I've been trying new perfumes more consistently and wearing my favorites more consistently. (One of my favorite times to wear perfume? When I'm going to bed.) I also signed up for two terrific perfume courses at the Pratt Institute. This weekend is my final class. Most important, I've been more aware of scent as I go through my ordinary day. It's easy to ignore smells, I find, if I don't make an effort to notice and appreciate them.
11. Plan perfume field trip with a friend.
I did this twice and want to continue to do it. I've been to Perfumerie and Fueguia—I highly recommend both shops. I tried to go to Twisted Lily, which is near the Panoply studio where I recorded the Happier podcast, but it was closed. Eleanor and I went to an exhibit called "Design Beyond Vision" at the Cooper Hewitt—that was a great scent field trip. We visited a perfume museum when we were in Paris this summer. I'm always looking for a way to have a scent field trip.
12. Get new phone for camera to improve the video quality of my weekly Facebook show, "Ask Gretchen Rubin Live". 13. Figure out Instagram features and use it regularly.
I still want to make better use of the many fun features of Instagram, but I am using it consistently.
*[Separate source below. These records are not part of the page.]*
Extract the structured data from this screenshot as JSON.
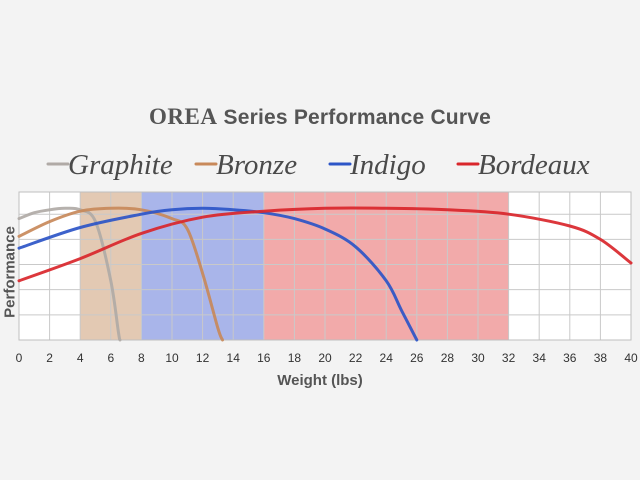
{
  "chart_data": {
    "type": "line",
    "title_brand": "OREA",
    "title_rest": "Series Performance Curve",
    "xlabel": "Weight (lbs)",
    "ylabel": "Performance",
    "xlim": [
      0,
      40
    ],
    "x_ticks": [
      0,
      2,
      4,
      6,
      8,
      10,
      12,
      14,
      16,
      18,
      20,
      22,
      24,
      26,
      28,
      30,
      32,
      34,
      36,
      38,
      40
    ],
    "ylim": [
      0,
      100
    ],
    "grid": {
      "vertical": true,
      "horizontal": true
    },
    "legend_position": "top",
    "series": [
      {
        "name": "Graphite",
        "color": "#b0aaa6",
        "range": [
          0,
          4
        ],
        "range_color": "#ffffff",
        "points": [
          [
            0,
            82
          ],
          [
            1,
            86
          ],
          [
            2,
            88
          ],
          [
            3,
            89
          ],
          [
            4,
            88
          ],
          [
            5,
            80
          ],
          [
            6,
            40
          ],
          [
            6.5,
            5
          ],
          [
            6.6,
            0
          ]
        ]
      },
      {
        "name": "Bronze",
        "color": "#c8895a",
        "range": [
          4,
          8
        ],
        "range_color": "#e3c9b3",
        "points": [
          [
            0,
            70
          ],
          [
            2,
            80
          ],
          [
            4,
            87
          ],
          [
            6,
            89
          ],
          [
            8,
            88
          ],
          [
            10,
            82
          ],
          [
            11,
            75
          ],
          [
            12,
            45
          ],
          [
            13,
            8
          ],
          [
            13.3,
            0
          ]
        ]
      },
      {
        "name": "Indigo",
        "color": "#2c55c7",
        "range": [
          8,
          16
        ],
        "range_color": "#a9b5ea",
        "points": [
          [
            0,
            62
          ],
          [
            4,
            76
          ],
          [
            8,
            85
          ],
          [
            10,
            88
          ],
          [
            12,
            89
          ],
          [
            14,
            88
          ],
          [
            16,
            86
          ],
          [
            18,
            82
          ],
          [
            20,
            75
          ],
          [
            22,
            63
          ],
          [
            24,
            40
          ],
          [
            25,
            20
          ],
          [
            26,
            0
          ]
        ]
      },
      {
        "name": "Bordeaux",
        "color": "#d9262b",
        "range": [
          16,
          32
        ],
        "range_color": "#f2aaaa",
        "points": [
          [
            0,
            40
          ],
          [
            4,
            55
          ],
          [
            8,
            72
          ],
          [
            12,
            83
          ],
          [
            16,
            87
          ],
          [
            20,
            89
          ],
          [
            24,
            89
          ],
          [
            28,
            88
          ],
          [
            32,
            85
          ],
          [
            36,
            77
          ],
          [
            38,
            68
          ],
          [
            40,
            52
          ]
        ]
      }
    ]
  }
}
Eleanor has really enjoyed showing me how to use some of its quirkier aspects.
14. Decide on a cause to give to as a family.
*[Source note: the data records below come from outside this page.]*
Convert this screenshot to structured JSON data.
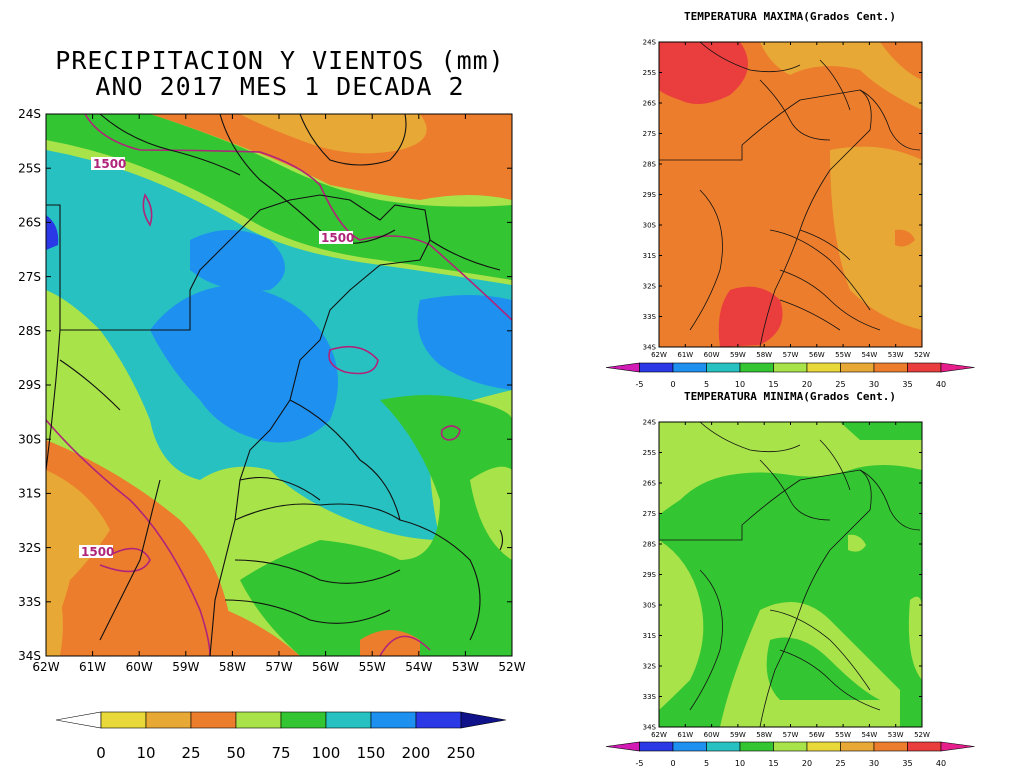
{
  "main_map": {
    "title_line1": "PRECIPITACION Y VIENTOS (mm)",
    "title_line2": "ANO 2017 MES 1 DECADA 2",
    "lat_labels": [
      "24S",
      "25S",
      "26S",
      "27S",
      "28S",
      "29S",
      "30S",
      "31S",
      "32S",
      "33S",
      "34S"
    ],
    "lon_labels": [
      "62W",
      "61W",
      "60W",
      "59W",
      "58W",
      "57W",
      "56W",
      "55W",
      "54W",
      "53W",
      "52W"
    ],
    "contour_labels": [
      "1500",
      "1500",
      "1500"
    ],
    "colorbar": {
      "labels": [
        "0",
        "10",
        "25",
        "50",
        "75",
        "100",
        "150",
        "200",
        "250"
      ],
      "colors": [
        "#ffffff",
        "#e8d83a",
        "#e8a835",
        "#ec7d2d",
        "#a8e34a",
        "#34c532",
        "#28c1c1",
        "#1e90f0",
        "#2a38e6",
        "#10128a"
      ]
    }
  },
  "tmax_map": {
    "title": "TEMPERATURA MAXIMA(Grados Cent.)",
    "lat_labels": [
      "24S",
      "25S",
      "26S",
      "27S",
      "28S",
      "29S",
      "30S",
      "31S",
      "32S",
      "33S",
      "34S"
    ],
    "lon_labels": [
      "62W",
      "61W",
      "60W",
      "59W",
      "58W",
      "57W",
      "56W",
      "55W",
      "54W",
      "53W",
      "52W"
    ]
  },
  "tmin_map": {
    "title": "TEMPERATURA MINIMA(Grados Cent.)",
    "lat_labels": [
      "24S",
      "25S",
      "26S",
      "27S",
      "28S",
      "29S",
      "30S",
      "31S",
      "32S",
      "33S",
      "34S"
    ],
    "lon_labels": [
      "62W",
      "61W",
      "60W",
      "59W",
      "58W",
      "57W",
      "56W",
      "55W",
      "54W",
      "53W",
      "52W"
    ]
  },
  "temp_colorbar": {
    "labels": [
      "-5",
      "0",
      "5",
      "10",
      "15",
      "20",
      "25",
      "30",
      "35",
      "40"
    ],
    "colors": [
      "#d21ab4",
      "#2a38e6",
      "#1e90f0",
      "#28c1c1",
      "#34c532",
      "#a8e34a",
      "#e8d83a",
      "#e8a835",
      "#ec7d2d",
      "#ea3d3d",
      "#e61e8c"
    ]
  }
}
We decided to give to Bottom Line, which helps low-income and first-generation-to-college students get to and through college; students get individual support to ensure they have the information and guidance they need to get into and graduate from college, from being a high-school senior all the way through to college graduation and career plan. I have a friend who works in philanthropy and is especially knowledgeable about educational organizations, and she recommended Bottom Line as an organization that does a really great job achieving its aims.
15. Create the Four Tendencies workshop.
As I expected, this item was one of the most demanding of all the items on the list. It took many months, lots of hard work, and the contributions of several terrific people. It's so exciting to have it finished! Ever since Better Than Before was published, people have asked for a Four Tendencies workshop. It's thrilling to be able to answer "yes" at last.
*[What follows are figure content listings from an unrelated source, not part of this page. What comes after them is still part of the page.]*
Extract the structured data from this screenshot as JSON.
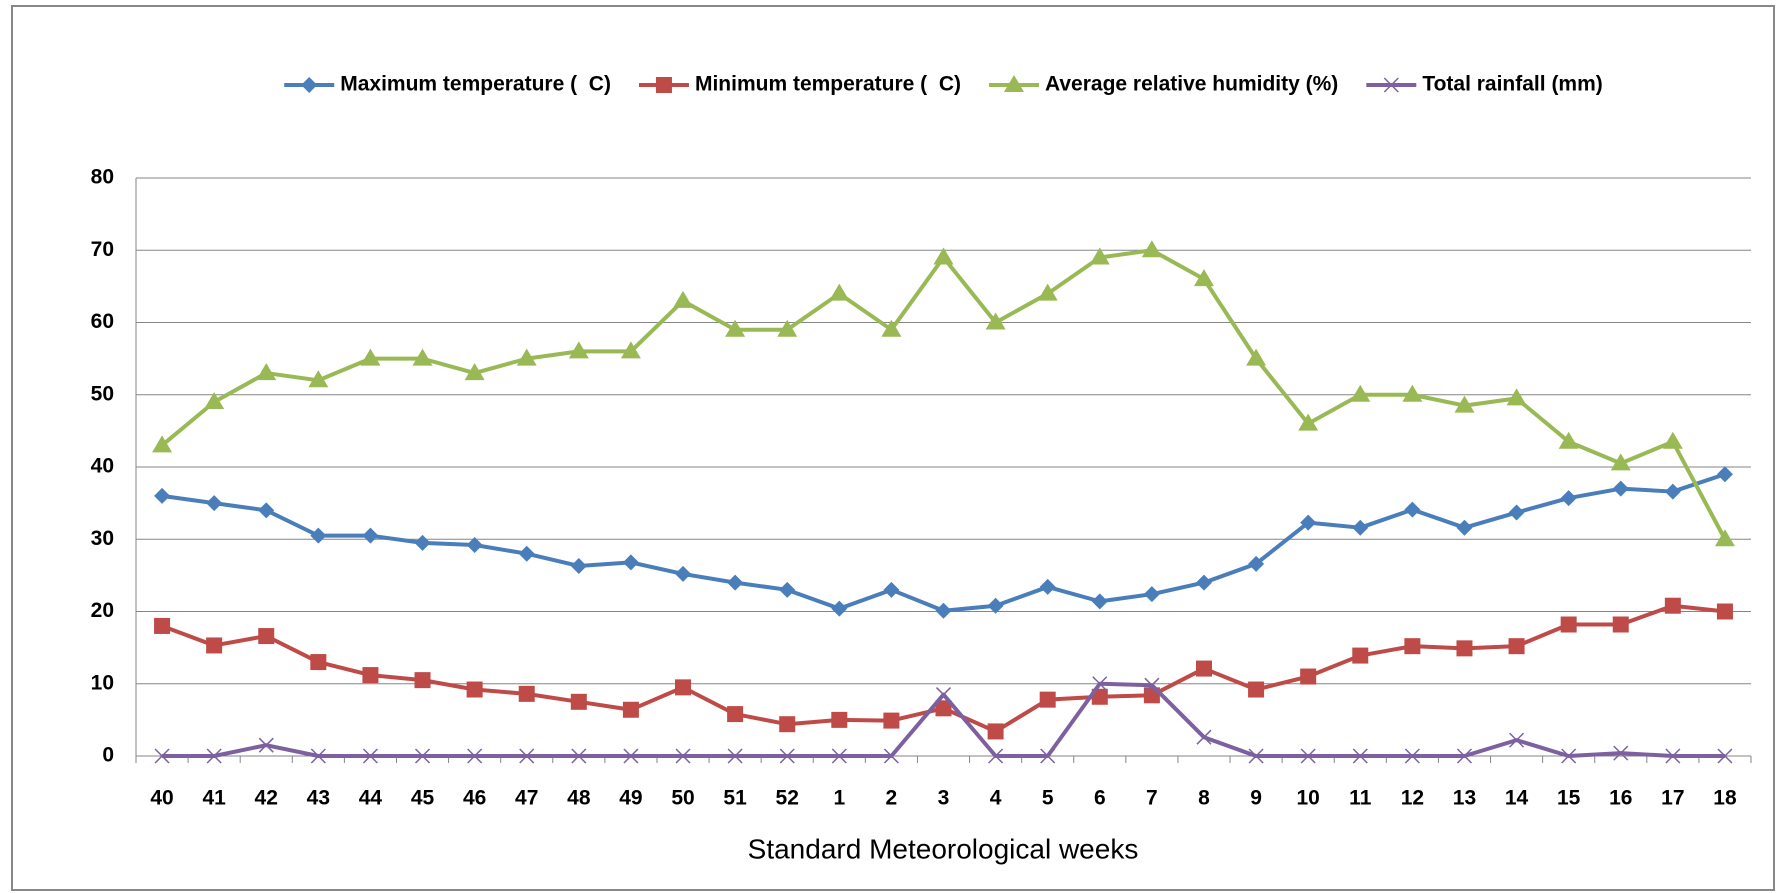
{
  "chart_data": {
    "type": "line",
    "x_label": "Standard Meteorological weeks",
    "categories": [
      "40",
      "41",
      "42",
      "43",
      "44",
      "45",
      "46",
      "47",
      "48",
      "49",
      "50",
      "51",
      "52",
      "1",
      "2",
      "3",
      "4",
      "5",
      "6",
      "7",
      "8",
      "9",
      "10",
      "11",
      "12",
      "13",
      "14",
      "15",
      "16",
      "17",
      "18"
    ],
    "series": [
      {
        "name": "Maximum temperature (  C)",
        "color": "#4a7ebb",
        "marker": "diamond",
        "values": [
          36,
          35,
          34,
          30.5,
          30.5,
          29.5,
          29.2,
          28,
          26.3,
          26.8,
          25.2,
          24,
          23,
          20.4,
          23,
          20.1,
          20.8,
          23.4,
          21.4,
          22.4,
          24,
          26.6,
          32.3,
          31.6,
          34.1,
          31.6,
          33.7,
          35.7,
          37,
          36.6,
          39
        ]
      },
      {
        "name": "Minimum temperature (  C)",
        "color": "#be4b48",
        "marker": "square",
        "values": [
          18,
          15.3,
          16.6,
          13,
          11.2,
          10.5,
          9.2,
          8.6,
          7.5,
          6.4,
          9.5,
          5.8,
          4.4,
          5,
          4.9,
          6.6,
          3.4,
          7.8,
          8.2,
          8.4,
          12.1,
          9.2,
          11,
          13.9,
          15.2,
          14.9,
          15.2,
          18.2,
          18.2,
          20.8,
          20
        ]
      },
      {
        "name": "Average relative humidity (%)",
        "color": "#98b954",
        "marker": "triangle",
        "values": [
          43,
          49,
          53,
          52,
          55,
          55,
          53,
          55,
          56,
          56,
          63,
          59,
          59,
          64,
          59,
          69,
          60,
          64,
          69,
          70,
          66,
          55,
          46,
          50,
          50,
          48.5,
          49.5,
          43.5,
          40.5,
          43.5,
          30
        ]
      },
      {
        "name": "Total rainfall (mm)",
        "color": "#7d60a0",
        "marker": "x",
        "values": [
          0,
          0,
          1.5,
          0,
          0,
          0,
          0,
          0,
          0,
          0,
          0,
          0,
          0,
          0,
          0,
          8.5,
          0,
          0,
          10,
          9.8,
          2.6,
          0,
          0,
          0,
          0,
          0,
          2.2,
          0,
          0.4,
          0,
          0
        ]
      }
    ],
    "ylim": [
      0,
      80
    ],
    "yticks": [
      0,
      10,
      20,
      30,
      40,
      50,
      60,
      70,
      80
    ],
    "grid": true,
    "legend": "top"
  }
}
In an extraordinary piece of luck, a Housing Works store has opened less than a block from my apartment. I've given so much to Housing Works (which, unlike many places, also accepts books). Working on Outer Order, Inner Calm has really helped me to stay focus on the satisfaction of donating items.
17. Creating a list for listeners of the Try This at Homes and Happiness Hacks so far.
At last! And just in time. You can download these two PDF resources here. I'll update these lists at the end of each year, and periodically after that.
18. Get current with making physical photo albums with Shutterfly.
What conclusions do I draw from my list?
The biggest conclusion is that making an "18 for 2018" list is a great idea. I'm sure that I accomplished much more in 2018 than I would have otherwise. Putting items on the list, reviewing the list, talking it over with Elizabeth, seeing the list on the cork-board next to my desk, the desire to score a perfect 18 by December 31—all these mean that I'm much more likely to get these things done.
Plus it's fun! I got a tremendous kick out of this challenge.
I've also concluded that it's good to have a mix of items, with different levels of difficulty.
Some span a long period of time and take collaboration with other people, like #9 and #15.
Some are fairly easy, but need to be done regularly for me to see the benefit, like #1 or #16.
Some were fairly easy to cross off the list, like #14.
Some are time-consuming, but just once, or every once in a while, like #6.
Some are fun, like #10 and #11.
Some aren't fun, like #18.
But they've all made my life happier in some way.
One question: Given that I completed all items, should I have aimed higher? Was I too modest in my list-making? Robert Browning wrote, "Ah, but a man's reach should exceed his grasp,/Or what's a heaven for?" I can see an argument for both approaches.